Industry Data & Market Research

Strategic Planning with the Cost-Benefit Analysis Framework

Cost-Benefit Analysis is a technique that enables better strategic planning in business.

Cost Benefit Analysis is typically used by governments to evaluate the desirability of a given intervention. It is used to measure non-monetary as well as monetary costs and benefits to see if the benefits outweigh the costs. The aim is to gauge the efficiency of the intervention relative to the status quo. The costs and benefits of the impacts of an intervention are evaluated in terms of the public's willingness to pay for them (benefits) or willingness to pay to avoid them (costs). Inputs are typically measured in terms of opportunity costs - the value in their best alternative use. The guiding principle is to list all of the parties affected by an intervention, and place a monetary value of the effect it has on their welfare as it would be valued by them.

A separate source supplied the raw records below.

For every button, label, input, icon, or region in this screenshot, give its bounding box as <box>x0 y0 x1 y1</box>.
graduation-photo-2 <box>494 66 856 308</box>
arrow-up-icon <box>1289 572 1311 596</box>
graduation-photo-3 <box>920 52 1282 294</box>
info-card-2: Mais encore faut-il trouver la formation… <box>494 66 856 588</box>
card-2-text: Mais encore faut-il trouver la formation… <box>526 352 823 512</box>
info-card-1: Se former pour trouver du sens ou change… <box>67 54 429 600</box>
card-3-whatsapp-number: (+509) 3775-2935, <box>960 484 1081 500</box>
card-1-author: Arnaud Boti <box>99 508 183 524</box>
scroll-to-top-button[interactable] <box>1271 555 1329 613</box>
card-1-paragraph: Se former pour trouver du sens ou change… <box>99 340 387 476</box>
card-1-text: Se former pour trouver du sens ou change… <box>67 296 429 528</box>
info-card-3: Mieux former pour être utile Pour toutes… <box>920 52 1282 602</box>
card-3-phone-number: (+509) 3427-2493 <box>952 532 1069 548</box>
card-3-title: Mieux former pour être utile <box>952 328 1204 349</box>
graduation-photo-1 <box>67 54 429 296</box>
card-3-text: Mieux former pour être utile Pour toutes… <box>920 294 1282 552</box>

The practice of cost-benefit analysis differs between countries and between sectors (e.g. transport, health) within countries. Some of the main differences include the types of impacts that are included as costs and benefits within appraisals, the extent to which impacts are expressed in monetary terms and differences in discount rate between countries. Agencies across the world rely on a basic set of key cost-benefit indicators, including:
  • PVB (present value of benefits);
  • PVC (present value of costs);
  • NPV (PVB less PVC);
  • NPV/k (where k is the level of funds available) and
  • BCR (benefit cost ratio, PVB divided by PVC).

The accuracy of the outcome of a cost-benefit analysis is dependent on how accurately costs and benefits have been estimated.